I asked AI can inflation reduce the gains from compounding? Here’s what it says
I asked ChatGPT how does inflation affect the benefits of compounding? Show how my ₹50 lakh (lump sum) investment in mutual funds will grow over 20 years and also what will be its inflation-adjusted value.
Can inflation reduce the gains from compounding?
Inflation doesn’t stop compounding—it competes with it.
Your investment may grow substantially in rupee terms, but inflation reduces what those future rupees can actually buy. That’s why it’s important to look at both:
Nominal value: The actual corpus shown by the fund
Real value: The inflation-adjusted purchasing power
What is the math behind it?
Let’s assume:
- Lump sum investment = ₹50 lakh
- Investment horizon = 20 years
- Mutual fund return = 12% annually
- Inflation = 6% annually
Step 1: Calculate future value of ₹50 lakh
The compound interest formula is:
FV=PV(1+r)n
Where: FV = Future Value, PV = ₹50,00,000, r = 12% = 0.12, n = 20 years
Nominal value: ₹50,00,000 × (1.12)^20 = ₹50,00,000 × 9.646 ≈ ₹4.82 crore
So, after 20 years, your ₹50 lakh could become approximately ₹4.82 crore.

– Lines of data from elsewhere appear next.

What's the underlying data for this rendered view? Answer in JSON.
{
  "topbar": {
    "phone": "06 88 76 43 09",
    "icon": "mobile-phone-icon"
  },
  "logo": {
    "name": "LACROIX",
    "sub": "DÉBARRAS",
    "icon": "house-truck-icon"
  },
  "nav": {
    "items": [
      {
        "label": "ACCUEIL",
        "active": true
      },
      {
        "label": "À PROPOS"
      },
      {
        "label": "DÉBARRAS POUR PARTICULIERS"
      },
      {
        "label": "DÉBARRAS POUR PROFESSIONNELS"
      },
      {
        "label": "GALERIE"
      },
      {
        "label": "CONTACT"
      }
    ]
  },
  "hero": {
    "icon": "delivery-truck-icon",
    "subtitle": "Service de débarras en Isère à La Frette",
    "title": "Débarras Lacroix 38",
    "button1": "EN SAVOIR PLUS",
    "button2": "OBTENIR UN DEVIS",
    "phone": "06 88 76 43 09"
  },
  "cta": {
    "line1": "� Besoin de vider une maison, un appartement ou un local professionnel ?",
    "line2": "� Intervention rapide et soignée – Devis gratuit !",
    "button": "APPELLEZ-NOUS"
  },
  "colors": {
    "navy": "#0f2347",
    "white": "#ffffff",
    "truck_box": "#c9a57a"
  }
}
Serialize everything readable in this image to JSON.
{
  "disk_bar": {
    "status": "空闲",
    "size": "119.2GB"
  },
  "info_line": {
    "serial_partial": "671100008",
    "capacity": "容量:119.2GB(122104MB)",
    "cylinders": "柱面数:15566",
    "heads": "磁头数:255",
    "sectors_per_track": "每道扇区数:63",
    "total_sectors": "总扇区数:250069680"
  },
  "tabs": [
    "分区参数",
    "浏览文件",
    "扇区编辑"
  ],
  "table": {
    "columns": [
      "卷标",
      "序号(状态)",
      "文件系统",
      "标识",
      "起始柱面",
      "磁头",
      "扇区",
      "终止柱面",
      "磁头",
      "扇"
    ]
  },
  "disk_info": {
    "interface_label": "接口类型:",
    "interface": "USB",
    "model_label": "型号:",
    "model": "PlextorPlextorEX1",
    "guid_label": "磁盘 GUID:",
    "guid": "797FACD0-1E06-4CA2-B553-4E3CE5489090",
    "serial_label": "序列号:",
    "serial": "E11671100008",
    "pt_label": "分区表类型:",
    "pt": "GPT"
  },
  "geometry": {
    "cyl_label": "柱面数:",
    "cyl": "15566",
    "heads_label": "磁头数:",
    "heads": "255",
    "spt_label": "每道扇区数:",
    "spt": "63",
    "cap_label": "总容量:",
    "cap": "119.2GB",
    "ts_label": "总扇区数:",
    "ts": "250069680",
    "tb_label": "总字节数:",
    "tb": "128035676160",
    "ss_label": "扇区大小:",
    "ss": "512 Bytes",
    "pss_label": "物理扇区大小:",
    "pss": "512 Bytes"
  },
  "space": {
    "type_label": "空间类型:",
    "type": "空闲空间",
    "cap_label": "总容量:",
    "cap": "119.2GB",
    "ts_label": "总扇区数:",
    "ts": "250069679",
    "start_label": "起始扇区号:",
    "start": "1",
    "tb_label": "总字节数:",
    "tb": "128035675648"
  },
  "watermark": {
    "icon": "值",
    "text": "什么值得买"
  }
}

Step 2: Adjust for inflation
To find today’s purchasing power of that future corpus:
Real Value = Future Value/(1+i)n
Where: Future Value = ₹4.82 crore, Inflation (i) = 6% = 0.06, n = 20 years
Inflation factor: (1.06)^20 = 3.207
Real Value: ₹4.82 crore ÷ 3.207 ≈ ₹1.50 crore
What this means
Although your investment statement may show ₹4.82 crore, its purchasing power would be roughly equivalent to ₹1.5 crore today if inflation averages 6%.
A simpler way: Use the real return
Instead of calculating growth and inflation separately, use the inflation-adjusted return:
Real Return = (1.12 ÷ 1.06) − 1 ≈ 5.66%
Then: ₹50 lakh × (1.0566)^20 ≈ ₹1.50 crore
Key takeaway
- Without considering inflation: ₹50 lakh → ₹4.82 crore
- After adjusting for 6% inflation: ₹50 lakh → ₹1.5 crore (today’s purchasing power)
The good news is that compounding still wins. Even after inflation, your purchasing power roughly triples over 20 years ( ₹50 lakh → ₹1.5 crore in today’s money), provided the fund consistently earns around 12% annually.